Metformin Slows Aging and Cancer Formation by Blocking Expression of Inflammatory Cytokine Genes

Cells can also be induced to senesce by certain toxins, irradiation, or the activation of certain oncogenes. In response to DNA damage cells either age or self-destruct (apoptosis) if the damage cannot be easily repaired. Though they no longer replicate, senescent cells remain metabolically active and generally adopt phenotypes including flattened cell morphology, altered gene expression and secretion profiles (known as the senescence-associated secretory phenotype), and positive senescence-associated beta-galactosidase staining. Cellular senescence is causally implicated in generating age-related phenotypes, and removal of senescent cells can extend the lifespan of an organism by preventing or delaying tissue dysfunction.

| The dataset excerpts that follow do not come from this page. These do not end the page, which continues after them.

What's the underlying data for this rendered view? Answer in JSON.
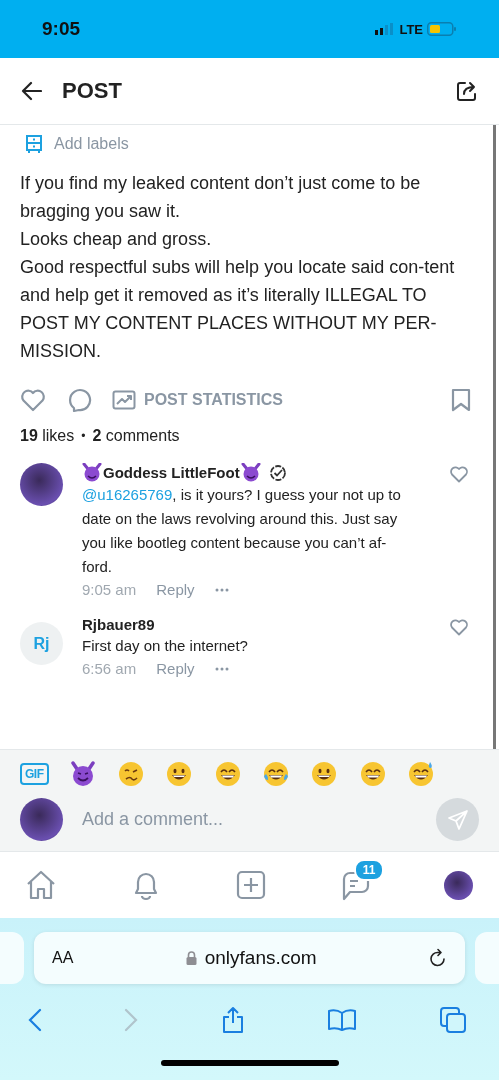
{
  "status_bar": {
    "time": "9:05",
    "network": "LTE"
  },
  "header": {
    "title": "POST"
  },
  "labels_button": "Add labels",
  "post": {
    "paragraphs": [
      "If you find my leaked content don’t just come to be bragging you saw it.",
      "Looks cheap and gross.",
      "Good respectful subs will help you locate said con-tent and help get it removed as it’s literally ILLEGAL TO POST MY CONTENT PLACES WITHOUT MY PER-MISSION."
    ]
  },
  "actions": {
    "statistics": "POST STATISTICS"
  },
  "counts": {
    "likes_count": "19",
    "likes_label": "likes",
    "separator": "•",
    "comments_count": "2",
    "comments_label": "comments"
  },
  "comments": [
    {
      "kind": "photo_avatar",
      "author": "Goddess LittleFoot",
      "devil_emojis": true,
      "verified": true,
      "mention": "@u16265769",
      "text": ", is it yours? I guess your not up to date on the laws revolving around this. Just say you like bootleg content because you can’t af-ford.",
      "time": "9:05 am",
      "reply": "Reply"
    },
    {
      "kind": "initials_avatar",
      "initials": "Rj",
      "author": "Rjbauer89",
      "devil_emojis": false,
      "verified": false,
      "text": "First day on the internet?",
      "time": "6:56 am",
      "reply": "Reply"
    }
  ],
  "emoji_bar": {
    "gif": "GIF",
    "emojis": [
      {
        "kind": "devil"
      },
      {
        "kind": "woozy"
      },
      {
        "kind": "grin"
      },
      {
        "kind": "beam"
      },
      {
        "kind": "joy"
      },
      {
        "kind": "smile"
      },
      {
        "kind": "beam"
      },
      {
        "kind": "sweat"
      }
    ]
  },
  "comment_input": {
    "placeholder": "Add a comment..."
  },
  "nav": {
    "messages_badge": "11"
  },
  "browser": {
    "text_size": "AA",
    "url": "onlyfans.com"
  }
}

Metformin is used alone or with other medications, including insulin, to treat type II diabetes. The drug helps to control the amount of glucose in the blood by decreasing the amount of glucose absorbed from food and the amount of glucose made by the liver. Metformin also increases the body's response to insulin. Metformin is not used to treat type I diabetes where the body does not produce insulin due to autoantibodies that attack pancreatic beta cells.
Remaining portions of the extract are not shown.